Quando era criança sonhava em ter amigos que nem em filme americano. Sabe aqueles que nascem e crescem juntos? Mas eu não sou filha de uma cidadezinha do interior. Logo cedo, peguei estrada, meus amigos de infância se espalharam pelo Brasil (como quase todas as famílias de Brasília, naquela época). Os amigos de adolescência se foram também, outros idem, e de repente eu percebi que as pessoas passam. Vale o momento. Nada é garantido. As pessoas às vezes precisam ir.
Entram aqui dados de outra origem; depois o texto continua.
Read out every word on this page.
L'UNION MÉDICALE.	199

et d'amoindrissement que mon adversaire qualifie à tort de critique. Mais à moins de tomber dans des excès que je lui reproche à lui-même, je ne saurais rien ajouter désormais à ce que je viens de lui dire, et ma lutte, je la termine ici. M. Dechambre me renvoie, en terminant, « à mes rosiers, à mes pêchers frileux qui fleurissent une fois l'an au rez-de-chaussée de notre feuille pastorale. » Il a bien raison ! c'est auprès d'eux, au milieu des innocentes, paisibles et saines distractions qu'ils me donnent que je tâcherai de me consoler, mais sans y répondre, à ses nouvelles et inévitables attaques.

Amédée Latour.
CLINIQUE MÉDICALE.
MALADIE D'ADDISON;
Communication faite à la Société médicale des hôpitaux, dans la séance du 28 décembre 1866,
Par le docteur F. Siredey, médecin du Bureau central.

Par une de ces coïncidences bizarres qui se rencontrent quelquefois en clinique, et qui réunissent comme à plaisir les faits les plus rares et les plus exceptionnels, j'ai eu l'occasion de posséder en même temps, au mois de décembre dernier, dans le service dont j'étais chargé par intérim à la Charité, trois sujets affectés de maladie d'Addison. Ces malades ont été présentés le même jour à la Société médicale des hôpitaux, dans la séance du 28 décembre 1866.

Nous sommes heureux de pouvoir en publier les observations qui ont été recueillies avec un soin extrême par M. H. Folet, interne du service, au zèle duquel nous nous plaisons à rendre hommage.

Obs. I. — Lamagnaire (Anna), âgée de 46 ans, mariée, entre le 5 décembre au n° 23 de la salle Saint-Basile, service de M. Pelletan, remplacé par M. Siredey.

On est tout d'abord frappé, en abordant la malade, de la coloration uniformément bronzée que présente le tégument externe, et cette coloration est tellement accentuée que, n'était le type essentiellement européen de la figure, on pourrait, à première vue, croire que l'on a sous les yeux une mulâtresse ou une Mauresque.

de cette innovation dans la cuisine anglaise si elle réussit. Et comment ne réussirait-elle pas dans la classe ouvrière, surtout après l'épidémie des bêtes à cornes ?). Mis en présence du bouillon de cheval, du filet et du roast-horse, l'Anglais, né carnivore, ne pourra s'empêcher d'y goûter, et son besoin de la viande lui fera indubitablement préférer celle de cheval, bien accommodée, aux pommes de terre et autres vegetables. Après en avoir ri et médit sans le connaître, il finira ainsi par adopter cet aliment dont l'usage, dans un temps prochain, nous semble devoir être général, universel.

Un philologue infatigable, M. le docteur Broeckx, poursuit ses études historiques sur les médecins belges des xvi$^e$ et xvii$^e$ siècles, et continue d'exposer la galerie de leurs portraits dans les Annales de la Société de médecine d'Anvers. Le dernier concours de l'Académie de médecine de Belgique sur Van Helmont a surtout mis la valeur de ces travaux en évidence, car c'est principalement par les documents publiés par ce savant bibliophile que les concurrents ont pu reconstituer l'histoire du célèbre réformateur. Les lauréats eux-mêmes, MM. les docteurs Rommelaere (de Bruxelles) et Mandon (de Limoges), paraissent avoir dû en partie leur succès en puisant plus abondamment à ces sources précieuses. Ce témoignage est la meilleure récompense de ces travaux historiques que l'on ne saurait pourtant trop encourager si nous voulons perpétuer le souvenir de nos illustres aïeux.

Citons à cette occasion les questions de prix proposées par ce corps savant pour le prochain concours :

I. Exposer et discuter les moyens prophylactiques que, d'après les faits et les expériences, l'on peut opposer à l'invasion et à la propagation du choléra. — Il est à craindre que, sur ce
Às vezes elas se vão de corpo presente, geralmente quando a gente confunde gentileza com amizade e se decepciona ao sacar que nos sorriam por simpatia (com o tempo vc aprende que amigo é quem muda o "lead" da sua vida e se interessa pelo seu bem-estar).
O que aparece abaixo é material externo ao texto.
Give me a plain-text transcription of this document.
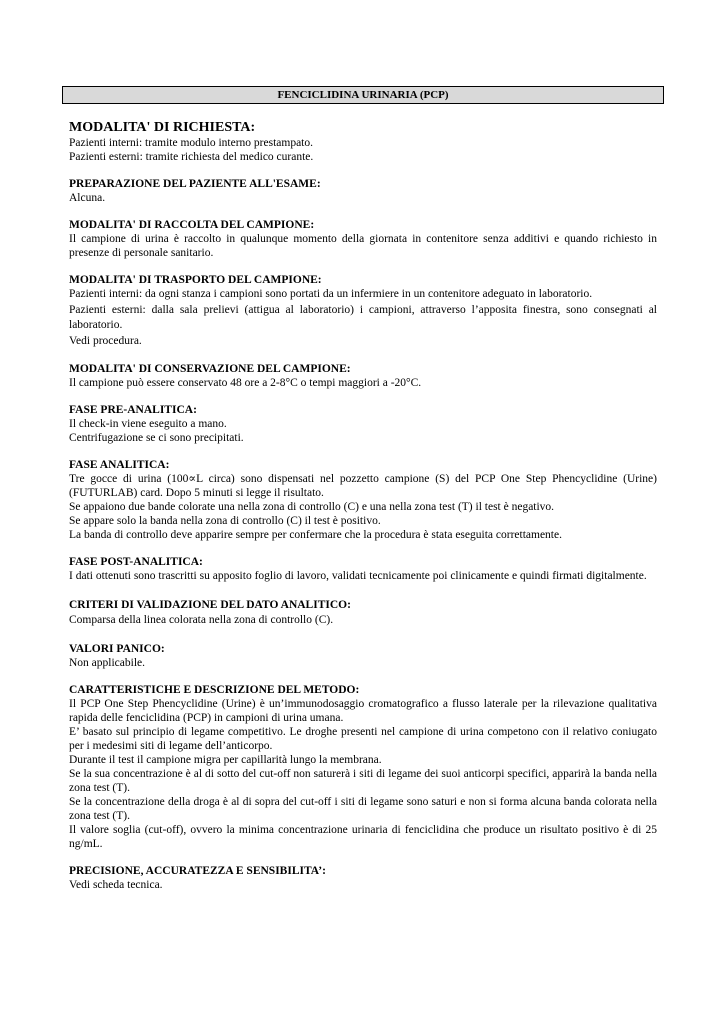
FENCICLIDINA URINARIA (PCP)

MODALITA' DI RICHIESTA:

Pazienti interni: tramite modulo interno prestampato.

Pazienti esterni: tramite richiesta del medico curante.

PREPARAZIONE DEL PAZIENTE ALL'ESAME:

Alcuna.

MODALITA' DI RACCOLTA DEL CAMPIONE:

Il campione di urina è raccolto in qualunque momento della giornata in contenitore senza additivi e quando richiesto in presenze di personale sanitario.

MODALITA' DI TRASPORTO DEL CAMPIONE:

Pazienti interni: da ogni stanza i campioni sono portati da un infermiere in un contenitore adeguato in laboratorio.

Pazienti esterni: dalla sala prelievi (attigua al laboratorio) i campioni, attraverso l’apposita finestra, sono consegnati al laboratorio.

Vedi procedura.

MODALITA' DI CONSERVAZIONE DEL CAMPIONE:

Il campione può essere conservato 48 ore a 2-8°C o tempi maggiori a -20°C.

FASE PRE-ANALITICA:

Il check-in viene eseguito a mano.

Centrifugazione se ci sono precipitati.

FASE ANALITICA:

Tre gocce di urina (100∝L circa) sono dispensati nel pozzetto campione (S) del PCP One Step Phencyclidine (Urine) (FUTURLAB) card. Dopo 5 minuti si legge il risultato.

Se appaiono due bande colorate una nella zona di controllo (C) e una nella zona test (T) il test è negativo.

Se appare solo la banda nella zona di controllo (C) il test è positivo.

La banda di controllo deve apparire sempre per confermare che la procedura è stata eseguita correttamente.

FASE POST-ANALITICA:

I dati ottenuti sono trascritti su apposito foglio di lavoro, validati tecnicamente poi clinicamente e quindi firmati digitalmente.

CRITERI DI VALIDAZIONE DEL DATO ANALITICO:

Comparsa della linea colorata nella zona di controllo (C).

VALORI PANICO:

Non applicabile.

CARATTERISTICHE E DESCRIZIONE DEL METODO:

Il PCP One Step Phencyclidine (Urine) è un’immunodosaggio cromatografico a flusso laterale per la rilevazione qualitativa rapida delle fenciclidina (PCP) in campioni di urina umana.

E’ basato sul principio di legame competitivo. Le droghe presenti nel campione di urina competono con il relativo coniugato per i medesimi siti di legame dell’anticorpo.

Durante il test il campione migra per capillarità lungo la membrana.

Se la sua concentrazione è al di sotto del cut-off non saturerà i siti di legame dei suoi anticorpi specifici, apparirà la banda nella zona test (T).

Se la concentrazione della droga è al di sopra del cut-off i siti di legame sono saturi e non si forma alcuna banda colorata nella zona test (T).

Il valore soglia (cut-off), ovvero la minima concentrazione urinaria di fenciclidina che produce un risultato positivo è di 25 ng/mL.

PRECISIONE, ACCURATEZZA E SENSIBILITA’:

Vedi scheda tecnica.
Às vezes a gente coloca expectativa em cima de alguém e essa pessoa, apesar de realmente nos estimar, é menor do que a gente imaginava. E há casos - esses são os meus preferidos - em que você não dava nada por aquela criatura - até meio que antipatizava - e ela cresce no seu conceito em um momento de adversidade.
O mais bacana é quando alguém te estima tão profundamente que conhece o seu tempo e o respeita. Isso é massa! A pessoa não te julga porque sabe que, naquele momento, você precisa passar por aquilo, não tem condições de fazer melhor, mas um dia vai acertar.
Mas melhor mesmo é quando a gente se transforma em amigo de si mesmo. Não há amizade mais necessária na vida. E mais gostosa. E mais produtiva. E mais árdua de conquistar. É essa a amizade que, espero, todos os meus um dia conquistem.